Land Acknowledgement
Land Acknowledgement
My name is Kristen Cavanagh and my ancestors from Scotland and Ireland immigrated to this land 200 years ago settling in areas now called Petrolia, Tilbury, London and Lambeth. I would like to acknowledge the traditional, ancestral, unceded territory of the Anishinaabe, Lotinuhsyuní and Lenape people of southwestern Ontario where I have spent most of my life, called “home” and where we are gathering and learning for this course.
I think it’s important to acknowledge the land because growing up as an immigrant here, this land provided food, water and shelter that sustained my family, encouraged community building and over time, provided me with the best memories of childhood; exploring fields and forest with friends, learning about fishing from my grandfather and learning to divine water from my mother.
My community was located near three government established reserves and so in grade six, students from these communities were sent by bus, to a non-traditional environment that was often challenging. Sent by bus, having time outside our classroom for traditional learning within our school, it was easy to see these students as “other”. They were outsiders, coming into our community.
This helped make it convenient to historicize Indigenous struggles. I studied Indigenous history at Huron College and it became the focus of my teacher education. I worked for a year learning and then teaching educational workshops, acting as a historical interpreter at the Lawson Museum of Archaeology, on the traditional territory of the Neutral people. I spent months walking those lands, seeing the historic artifacts, passing on information to visitors, not recognizing that this is a story I can never properly tell. I continued to view this as Indigenous “history”, a past that could be captured in resurrected longhouses and indoor glass displays, opened for business and closed, possibly made easier by not recognizing the story I was telling includes the fact that through colonization, war, and displacement, it was a story of genocide.

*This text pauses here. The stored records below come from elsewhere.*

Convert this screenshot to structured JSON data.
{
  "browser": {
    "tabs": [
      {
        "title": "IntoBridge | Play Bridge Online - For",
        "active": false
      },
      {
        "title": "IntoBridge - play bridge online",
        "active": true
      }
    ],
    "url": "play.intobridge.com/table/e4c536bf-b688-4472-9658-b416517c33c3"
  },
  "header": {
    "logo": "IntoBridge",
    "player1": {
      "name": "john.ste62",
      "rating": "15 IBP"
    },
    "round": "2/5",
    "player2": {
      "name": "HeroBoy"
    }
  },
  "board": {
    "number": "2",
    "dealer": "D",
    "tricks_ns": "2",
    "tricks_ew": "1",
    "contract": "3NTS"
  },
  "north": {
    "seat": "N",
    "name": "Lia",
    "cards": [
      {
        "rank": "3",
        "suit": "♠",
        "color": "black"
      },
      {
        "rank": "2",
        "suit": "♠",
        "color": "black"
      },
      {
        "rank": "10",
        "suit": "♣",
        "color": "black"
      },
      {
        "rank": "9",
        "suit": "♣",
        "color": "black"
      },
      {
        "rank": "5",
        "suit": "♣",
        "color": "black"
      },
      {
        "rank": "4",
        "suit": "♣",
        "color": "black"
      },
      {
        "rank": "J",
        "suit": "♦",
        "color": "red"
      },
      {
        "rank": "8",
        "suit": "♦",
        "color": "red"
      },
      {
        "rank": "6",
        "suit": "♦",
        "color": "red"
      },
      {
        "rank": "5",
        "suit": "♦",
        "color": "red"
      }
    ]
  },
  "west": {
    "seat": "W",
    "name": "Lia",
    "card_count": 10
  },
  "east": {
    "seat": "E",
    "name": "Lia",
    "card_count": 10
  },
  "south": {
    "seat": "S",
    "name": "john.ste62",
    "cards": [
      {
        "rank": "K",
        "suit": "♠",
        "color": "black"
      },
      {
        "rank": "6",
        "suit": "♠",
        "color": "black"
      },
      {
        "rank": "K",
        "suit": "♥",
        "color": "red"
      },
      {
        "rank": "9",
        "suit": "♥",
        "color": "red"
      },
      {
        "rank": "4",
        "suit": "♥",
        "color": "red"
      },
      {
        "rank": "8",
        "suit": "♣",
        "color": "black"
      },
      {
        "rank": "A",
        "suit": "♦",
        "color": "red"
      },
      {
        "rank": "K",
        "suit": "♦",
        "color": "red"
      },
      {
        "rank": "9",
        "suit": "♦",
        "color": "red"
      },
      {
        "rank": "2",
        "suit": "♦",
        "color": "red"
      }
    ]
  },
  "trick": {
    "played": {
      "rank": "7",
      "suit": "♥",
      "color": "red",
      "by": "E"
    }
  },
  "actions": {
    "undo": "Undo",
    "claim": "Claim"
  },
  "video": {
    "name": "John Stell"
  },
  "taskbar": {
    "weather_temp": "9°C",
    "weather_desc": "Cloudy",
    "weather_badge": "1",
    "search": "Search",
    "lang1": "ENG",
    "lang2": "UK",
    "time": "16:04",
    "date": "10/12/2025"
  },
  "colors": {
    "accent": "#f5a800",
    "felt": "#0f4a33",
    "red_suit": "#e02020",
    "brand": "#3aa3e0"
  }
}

I spent time living among the indigenous people of Australia and Fiji and then began a career teaching, living and working on the west coast with Kitselas and Kitsumkalum people on the unceded Tsimshian territories. I began to see beyond books and history, to here and now: peoples who respected the land, the water, the plants and animals and valued tradition and oneness with spirit, in all these places.
The last few years, the reality of mass residential school burial sites, the continued indifference to missing Indigenous women, undrinkable water conditions, have brought “history” very much into the present. My promise is that as I continue to walk this path, to not turn away from what I see and hear but to live in the discomfort of this reality and listen with my heart to the stories, from those who have the right to tell them. I acknowledge the part my family has had in believing this was about someone who was other, and not part of our common humanity and I promise to continue to unlearn and learn.
As an online resource, it is within our power to attempt to write a more inclusive narrative and I encourage discussion and feedback so we can tell a more accurate story. We must recognize the oppression that has dispossessed Indigenous people of their lands and denied their rights to self-determination, but only if we don’t close our eyes, and start to listen with our heart.